Özellikle üretim hattında çalışan işçiler, cam elyaf ve epoksi reçinelerle doğrudan temas ettikleri için zehirlenme, solunum yolu hastalıkları ve cilt rahatsızlıklarına maruz kalıyor. Geçtiğimiz yıllarda benzer kimyasallara bağlı birçok iş kazasının yaşandığı biliniyor. Ancak şirketin iş güvenliği tedbirlerini artırmak yerine üretim hızını artırmaya dönük uygulamalarını sürdürmesi, işçiler arasında büyük bir öfkeye neden oldu.

13 Mayıs’ta Grev Başlıyor

Petrol-İş Sendikası çatısı altında örgütlenen işçiler, tüm bu dayatmalar karşısında grev kararı aldı. 13 Mayıs tarihinde iki fabrikada da grev pankartları asılacak. Grev kararının ilan edilmesiyle birlikte işçiler arasında büyük bir dayanışma havası oluşurken, birçok demokratik kitle örgütü ve siyasi parti de işçilere destek mesajı yayınladı.

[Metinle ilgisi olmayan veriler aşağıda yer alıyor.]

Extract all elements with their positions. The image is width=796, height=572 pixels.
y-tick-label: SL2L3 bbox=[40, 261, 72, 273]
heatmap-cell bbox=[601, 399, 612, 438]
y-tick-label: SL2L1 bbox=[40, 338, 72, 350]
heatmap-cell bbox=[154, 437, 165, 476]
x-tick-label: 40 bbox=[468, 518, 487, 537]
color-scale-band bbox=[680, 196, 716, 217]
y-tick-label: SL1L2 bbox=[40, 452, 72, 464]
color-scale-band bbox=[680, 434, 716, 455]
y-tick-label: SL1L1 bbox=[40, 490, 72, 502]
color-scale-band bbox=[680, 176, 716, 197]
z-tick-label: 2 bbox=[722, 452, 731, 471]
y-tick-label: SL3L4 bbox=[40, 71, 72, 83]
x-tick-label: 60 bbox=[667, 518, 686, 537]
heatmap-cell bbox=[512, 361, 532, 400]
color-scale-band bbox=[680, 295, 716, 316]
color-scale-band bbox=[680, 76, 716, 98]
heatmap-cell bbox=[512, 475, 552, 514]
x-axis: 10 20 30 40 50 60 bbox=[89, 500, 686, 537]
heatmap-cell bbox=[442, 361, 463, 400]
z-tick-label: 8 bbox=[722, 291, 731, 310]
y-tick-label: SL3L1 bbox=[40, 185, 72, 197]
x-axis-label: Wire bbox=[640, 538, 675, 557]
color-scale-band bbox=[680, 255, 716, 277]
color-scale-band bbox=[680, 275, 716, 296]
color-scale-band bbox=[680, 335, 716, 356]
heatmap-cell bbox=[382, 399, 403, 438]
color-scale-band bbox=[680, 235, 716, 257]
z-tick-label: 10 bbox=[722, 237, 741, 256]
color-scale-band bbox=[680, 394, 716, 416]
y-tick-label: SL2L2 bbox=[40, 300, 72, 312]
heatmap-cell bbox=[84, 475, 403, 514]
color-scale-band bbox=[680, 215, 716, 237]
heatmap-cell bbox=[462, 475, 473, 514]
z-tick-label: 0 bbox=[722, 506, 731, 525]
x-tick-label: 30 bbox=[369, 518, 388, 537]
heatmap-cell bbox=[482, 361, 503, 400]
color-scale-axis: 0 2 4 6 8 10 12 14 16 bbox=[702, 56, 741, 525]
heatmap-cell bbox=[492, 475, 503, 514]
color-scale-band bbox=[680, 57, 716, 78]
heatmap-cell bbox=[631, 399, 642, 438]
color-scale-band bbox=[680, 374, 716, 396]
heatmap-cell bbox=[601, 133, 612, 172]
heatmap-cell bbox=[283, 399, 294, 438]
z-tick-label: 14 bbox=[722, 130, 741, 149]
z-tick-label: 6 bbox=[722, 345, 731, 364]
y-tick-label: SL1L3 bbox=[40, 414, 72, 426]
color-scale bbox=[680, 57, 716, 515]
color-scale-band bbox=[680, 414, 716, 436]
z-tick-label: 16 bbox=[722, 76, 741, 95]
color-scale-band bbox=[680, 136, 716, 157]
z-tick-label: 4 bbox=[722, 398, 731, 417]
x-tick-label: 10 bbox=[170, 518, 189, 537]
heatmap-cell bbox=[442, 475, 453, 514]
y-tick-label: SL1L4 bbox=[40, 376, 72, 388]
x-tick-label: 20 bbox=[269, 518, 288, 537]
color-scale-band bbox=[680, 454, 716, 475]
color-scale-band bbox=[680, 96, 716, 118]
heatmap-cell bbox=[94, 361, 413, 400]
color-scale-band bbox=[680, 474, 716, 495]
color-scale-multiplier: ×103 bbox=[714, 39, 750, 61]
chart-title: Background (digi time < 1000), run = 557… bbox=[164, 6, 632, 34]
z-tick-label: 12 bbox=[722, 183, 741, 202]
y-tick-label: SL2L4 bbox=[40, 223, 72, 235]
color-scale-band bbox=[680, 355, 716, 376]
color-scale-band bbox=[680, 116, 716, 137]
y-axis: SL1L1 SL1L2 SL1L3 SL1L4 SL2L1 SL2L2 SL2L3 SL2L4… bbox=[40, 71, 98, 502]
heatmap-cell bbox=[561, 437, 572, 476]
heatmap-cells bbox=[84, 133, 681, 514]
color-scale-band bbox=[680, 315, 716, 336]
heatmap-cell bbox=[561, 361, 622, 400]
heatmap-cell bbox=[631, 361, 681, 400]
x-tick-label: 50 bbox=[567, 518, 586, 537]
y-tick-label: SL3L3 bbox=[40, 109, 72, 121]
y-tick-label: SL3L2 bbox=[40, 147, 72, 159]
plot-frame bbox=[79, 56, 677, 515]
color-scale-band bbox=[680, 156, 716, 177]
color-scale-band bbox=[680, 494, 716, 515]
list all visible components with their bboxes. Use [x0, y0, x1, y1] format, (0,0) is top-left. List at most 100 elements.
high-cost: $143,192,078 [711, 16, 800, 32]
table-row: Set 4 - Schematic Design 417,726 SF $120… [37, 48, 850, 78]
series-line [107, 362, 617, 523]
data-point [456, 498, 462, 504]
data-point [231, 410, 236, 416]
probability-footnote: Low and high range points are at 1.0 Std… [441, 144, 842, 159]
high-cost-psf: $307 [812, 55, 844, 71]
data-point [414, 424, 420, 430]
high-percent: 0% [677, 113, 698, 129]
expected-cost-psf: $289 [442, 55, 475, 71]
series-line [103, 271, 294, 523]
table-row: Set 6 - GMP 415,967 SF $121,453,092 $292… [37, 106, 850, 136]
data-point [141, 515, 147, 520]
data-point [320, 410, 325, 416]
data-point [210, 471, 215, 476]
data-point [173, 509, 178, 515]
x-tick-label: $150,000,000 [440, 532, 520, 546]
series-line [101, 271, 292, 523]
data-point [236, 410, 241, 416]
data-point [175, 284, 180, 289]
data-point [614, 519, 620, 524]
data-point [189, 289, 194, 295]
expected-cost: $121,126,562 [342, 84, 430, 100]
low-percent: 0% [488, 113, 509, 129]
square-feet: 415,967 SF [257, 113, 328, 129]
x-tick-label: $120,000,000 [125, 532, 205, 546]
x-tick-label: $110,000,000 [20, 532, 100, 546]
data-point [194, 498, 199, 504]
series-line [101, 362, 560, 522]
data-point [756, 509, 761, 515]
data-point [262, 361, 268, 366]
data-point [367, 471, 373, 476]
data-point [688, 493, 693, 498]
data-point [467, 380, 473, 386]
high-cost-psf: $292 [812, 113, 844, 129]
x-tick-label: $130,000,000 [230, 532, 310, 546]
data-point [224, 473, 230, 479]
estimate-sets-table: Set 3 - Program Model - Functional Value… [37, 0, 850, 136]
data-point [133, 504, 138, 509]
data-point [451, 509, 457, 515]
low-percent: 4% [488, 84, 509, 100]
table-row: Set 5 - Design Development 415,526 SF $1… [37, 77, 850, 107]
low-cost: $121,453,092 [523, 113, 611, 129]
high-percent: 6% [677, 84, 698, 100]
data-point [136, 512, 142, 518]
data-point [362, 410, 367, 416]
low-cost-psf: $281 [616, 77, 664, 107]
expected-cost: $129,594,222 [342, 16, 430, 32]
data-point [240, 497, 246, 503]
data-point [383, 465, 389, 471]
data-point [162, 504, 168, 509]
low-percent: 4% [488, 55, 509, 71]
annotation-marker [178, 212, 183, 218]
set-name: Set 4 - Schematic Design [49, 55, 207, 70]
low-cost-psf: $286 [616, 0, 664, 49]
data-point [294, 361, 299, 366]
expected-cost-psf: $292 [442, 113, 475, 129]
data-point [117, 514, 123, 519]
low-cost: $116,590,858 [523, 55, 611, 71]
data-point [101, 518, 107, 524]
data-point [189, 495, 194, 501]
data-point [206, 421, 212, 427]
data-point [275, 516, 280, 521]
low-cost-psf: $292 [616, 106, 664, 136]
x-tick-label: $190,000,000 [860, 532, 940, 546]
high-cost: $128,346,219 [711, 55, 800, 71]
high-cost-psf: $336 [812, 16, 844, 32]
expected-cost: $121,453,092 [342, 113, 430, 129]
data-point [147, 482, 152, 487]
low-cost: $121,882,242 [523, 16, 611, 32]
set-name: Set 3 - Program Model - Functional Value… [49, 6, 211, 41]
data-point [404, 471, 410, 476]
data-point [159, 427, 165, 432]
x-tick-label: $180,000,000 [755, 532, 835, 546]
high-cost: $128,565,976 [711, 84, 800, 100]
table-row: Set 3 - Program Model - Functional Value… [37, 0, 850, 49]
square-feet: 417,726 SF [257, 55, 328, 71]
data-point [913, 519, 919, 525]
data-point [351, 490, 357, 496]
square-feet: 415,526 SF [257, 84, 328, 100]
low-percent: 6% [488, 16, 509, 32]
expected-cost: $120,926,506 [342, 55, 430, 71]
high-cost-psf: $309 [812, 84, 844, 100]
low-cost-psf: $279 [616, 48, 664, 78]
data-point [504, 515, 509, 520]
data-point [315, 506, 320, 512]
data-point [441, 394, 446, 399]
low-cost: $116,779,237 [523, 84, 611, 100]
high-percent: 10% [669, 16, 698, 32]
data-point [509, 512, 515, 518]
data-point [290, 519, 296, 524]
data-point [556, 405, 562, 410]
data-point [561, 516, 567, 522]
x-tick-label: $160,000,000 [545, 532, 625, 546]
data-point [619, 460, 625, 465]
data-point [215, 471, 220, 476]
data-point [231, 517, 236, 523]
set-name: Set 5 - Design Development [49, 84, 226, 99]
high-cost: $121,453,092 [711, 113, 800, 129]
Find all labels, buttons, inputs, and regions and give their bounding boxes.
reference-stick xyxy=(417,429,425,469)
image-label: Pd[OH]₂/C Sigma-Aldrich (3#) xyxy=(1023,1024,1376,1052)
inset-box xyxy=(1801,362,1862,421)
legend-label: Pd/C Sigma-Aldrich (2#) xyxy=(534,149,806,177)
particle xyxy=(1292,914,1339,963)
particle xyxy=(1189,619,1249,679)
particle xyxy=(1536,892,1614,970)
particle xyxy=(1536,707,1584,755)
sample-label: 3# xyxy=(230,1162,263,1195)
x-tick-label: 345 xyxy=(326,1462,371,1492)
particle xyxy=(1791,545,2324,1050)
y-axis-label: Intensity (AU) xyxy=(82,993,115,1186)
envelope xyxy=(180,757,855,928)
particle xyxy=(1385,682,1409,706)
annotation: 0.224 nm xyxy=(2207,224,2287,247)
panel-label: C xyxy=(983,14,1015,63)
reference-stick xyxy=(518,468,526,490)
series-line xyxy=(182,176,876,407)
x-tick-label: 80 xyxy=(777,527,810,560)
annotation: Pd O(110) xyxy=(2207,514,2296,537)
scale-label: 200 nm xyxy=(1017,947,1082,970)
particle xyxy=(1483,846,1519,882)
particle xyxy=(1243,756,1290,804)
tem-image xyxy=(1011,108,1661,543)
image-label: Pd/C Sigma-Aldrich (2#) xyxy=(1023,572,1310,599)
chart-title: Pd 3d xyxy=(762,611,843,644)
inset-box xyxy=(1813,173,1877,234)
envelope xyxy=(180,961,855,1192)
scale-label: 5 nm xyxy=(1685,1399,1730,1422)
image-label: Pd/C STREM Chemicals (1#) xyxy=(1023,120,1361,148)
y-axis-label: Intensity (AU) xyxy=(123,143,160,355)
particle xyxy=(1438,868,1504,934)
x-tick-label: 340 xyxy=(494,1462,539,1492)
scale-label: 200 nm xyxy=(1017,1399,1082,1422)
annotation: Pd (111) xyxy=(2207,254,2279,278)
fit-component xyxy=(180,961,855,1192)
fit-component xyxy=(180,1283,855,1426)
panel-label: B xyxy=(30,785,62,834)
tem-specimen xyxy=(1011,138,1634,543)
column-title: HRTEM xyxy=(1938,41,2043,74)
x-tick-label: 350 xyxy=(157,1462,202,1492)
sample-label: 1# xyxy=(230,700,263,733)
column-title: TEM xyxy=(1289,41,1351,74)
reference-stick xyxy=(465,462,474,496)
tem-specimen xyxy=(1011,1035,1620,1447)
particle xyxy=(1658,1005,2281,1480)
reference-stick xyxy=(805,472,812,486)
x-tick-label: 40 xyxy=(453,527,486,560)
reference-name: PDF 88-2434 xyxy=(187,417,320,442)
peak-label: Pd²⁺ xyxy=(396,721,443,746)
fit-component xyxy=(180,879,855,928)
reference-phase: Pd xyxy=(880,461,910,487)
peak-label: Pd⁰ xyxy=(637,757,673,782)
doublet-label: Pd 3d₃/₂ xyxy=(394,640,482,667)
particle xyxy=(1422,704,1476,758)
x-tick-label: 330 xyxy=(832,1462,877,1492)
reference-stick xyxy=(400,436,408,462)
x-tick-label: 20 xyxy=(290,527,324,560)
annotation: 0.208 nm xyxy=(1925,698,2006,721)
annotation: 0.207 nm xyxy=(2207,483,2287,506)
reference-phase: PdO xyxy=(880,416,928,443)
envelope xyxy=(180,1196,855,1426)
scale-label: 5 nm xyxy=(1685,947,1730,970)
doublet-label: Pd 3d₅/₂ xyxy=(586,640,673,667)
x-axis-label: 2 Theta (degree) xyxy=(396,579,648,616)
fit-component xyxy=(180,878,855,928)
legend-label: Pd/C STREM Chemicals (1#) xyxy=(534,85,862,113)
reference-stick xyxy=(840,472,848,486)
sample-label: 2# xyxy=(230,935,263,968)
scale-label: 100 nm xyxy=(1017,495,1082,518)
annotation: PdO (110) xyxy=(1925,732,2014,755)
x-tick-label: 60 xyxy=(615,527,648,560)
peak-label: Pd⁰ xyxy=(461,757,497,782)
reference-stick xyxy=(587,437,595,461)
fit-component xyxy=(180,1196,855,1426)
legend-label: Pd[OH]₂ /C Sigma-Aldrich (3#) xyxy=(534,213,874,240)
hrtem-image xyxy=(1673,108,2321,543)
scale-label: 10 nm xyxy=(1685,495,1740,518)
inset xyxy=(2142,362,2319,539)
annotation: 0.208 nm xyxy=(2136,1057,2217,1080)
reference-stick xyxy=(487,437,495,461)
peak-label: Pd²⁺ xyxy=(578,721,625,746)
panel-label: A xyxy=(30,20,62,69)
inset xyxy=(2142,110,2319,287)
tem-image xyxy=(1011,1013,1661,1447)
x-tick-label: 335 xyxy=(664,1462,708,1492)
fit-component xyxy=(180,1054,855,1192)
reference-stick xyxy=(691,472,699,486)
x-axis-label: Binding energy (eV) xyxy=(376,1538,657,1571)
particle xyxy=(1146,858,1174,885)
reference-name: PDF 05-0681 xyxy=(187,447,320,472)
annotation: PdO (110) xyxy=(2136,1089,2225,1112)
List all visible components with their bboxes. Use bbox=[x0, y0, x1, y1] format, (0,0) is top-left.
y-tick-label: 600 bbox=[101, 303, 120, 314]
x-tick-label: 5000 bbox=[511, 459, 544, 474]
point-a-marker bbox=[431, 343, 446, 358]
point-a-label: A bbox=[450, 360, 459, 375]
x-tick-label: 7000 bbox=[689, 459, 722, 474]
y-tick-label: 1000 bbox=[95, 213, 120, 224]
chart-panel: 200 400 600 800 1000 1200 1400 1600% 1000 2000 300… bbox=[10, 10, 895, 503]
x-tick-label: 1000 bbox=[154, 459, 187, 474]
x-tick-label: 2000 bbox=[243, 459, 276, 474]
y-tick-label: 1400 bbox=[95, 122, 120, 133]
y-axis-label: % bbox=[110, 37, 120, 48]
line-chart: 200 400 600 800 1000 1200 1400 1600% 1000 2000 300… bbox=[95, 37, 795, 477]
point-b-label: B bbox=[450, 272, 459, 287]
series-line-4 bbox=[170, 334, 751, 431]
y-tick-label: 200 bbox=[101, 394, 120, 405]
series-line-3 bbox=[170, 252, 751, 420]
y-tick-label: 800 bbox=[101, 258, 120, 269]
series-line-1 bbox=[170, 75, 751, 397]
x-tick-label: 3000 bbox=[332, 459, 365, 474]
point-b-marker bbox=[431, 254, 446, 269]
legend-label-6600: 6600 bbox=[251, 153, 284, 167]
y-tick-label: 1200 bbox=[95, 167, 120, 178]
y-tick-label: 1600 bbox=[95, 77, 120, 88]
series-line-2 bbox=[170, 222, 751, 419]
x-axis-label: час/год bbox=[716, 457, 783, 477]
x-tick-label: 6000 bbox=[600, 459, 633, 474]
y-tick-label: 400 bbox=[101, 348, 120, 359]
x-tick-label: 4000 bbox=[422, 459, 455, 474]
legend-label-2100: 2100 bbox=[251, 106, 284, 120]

EMEP Milletvekili Sevda Karaca da bu destek mesajlarından birini verdi. Karaca, sosyal medya üzerinden yaptığı açıklamada, “Gelsin grev halayı, görsün işçiyi güçsüz sayan uluslararası sermaye kararlılığı!” ifadeleriyle hem mücadeleye destek verdi hem de TPI yönetiminin işçileri hafife alan yaklaşımını eleştirdi.

Uluslararası Sermayenin Sömürü Rejimi

TPI Kompozit, yalnızca Türkiye’de değil, dünya genelinde işçi haklarını ihlal eden uygulamalarıyla tanınıyor. Özellikle gelişmekte olan ülkelerde düşük maliyetle üretim yapabilmek için çevre, iş güvenliği ve sendikal hakları göz ardı ettiği pek çok uluslararası rapora da yansımış durumda.

Uluslararası sendikal ağlar, bu tarz çok uluslu şirketlerin, düşük sendikalaşma oranlarına ve zayıf iş yasalarına sahip ülkelerde faaliyet göstermesini “modern sömürgecilik” olarak tanımlıyor. Türkiye’deki örnek de bu çerçevede değerlendiriliyor. TPI’nin Türkiye’deki işçileri, küresel kâr maksimizasyonu uğruna adeta tüketilen emek gücünün sembolü haline gelmiş durumda.

Grev, Sadece Ücret Değil, Onur Mücadelesi

TPI işçilerinin grevi, yalnızca ekonomik taleplerle sınırlı değil; aynı zamanda sendikal hakların tanınması, insan onuruna yaraşır çalışma koşullarının sağlanması ve iş güvenliğinin bir hak olarak kabul edilmesi yönünde de bir mücadele.

Bu grev, yerli ve yabancı sermayeye karşı işçi sınıfının sınır tanımayan ortak direnişinin bir örneği olabilir. Petrol-İş Sendikası’nın çağrısıyla büyüyen bu mücadele, Türkiye’de sendikal örgütlenmenin önündeki engelleri bir kez daha tartışmaya açarken, uluslararası kamuoyunu da emek sömürüsü karşısında sorumluluk almaya çağırıyor.

Bir Grevden Daha Fazlası

TPI Kompozit grevi, 1 Mayıs’ın hemen ardından Türkiye’de işçi sınıfının yükselen sesinin somut bir örneği olarak tarihe geçebilir. Bu grev aynı zamanda, sendikal bürokrasinin sessizliğine, sermayenin pervasızlığına ve siyasi iktidarın işçi karşıtı politikalarına karşı işçilerin “yeter artık” dediği bir dönüm noktası olabilir.

13 Mayıs’ta başlayacak grev, yalnızca TPI işçilerinin değil, güvencesizliğe, düşük ücretlere ve sömürüye karşı sesini yükselten tüm emekçilerin grevi olacak.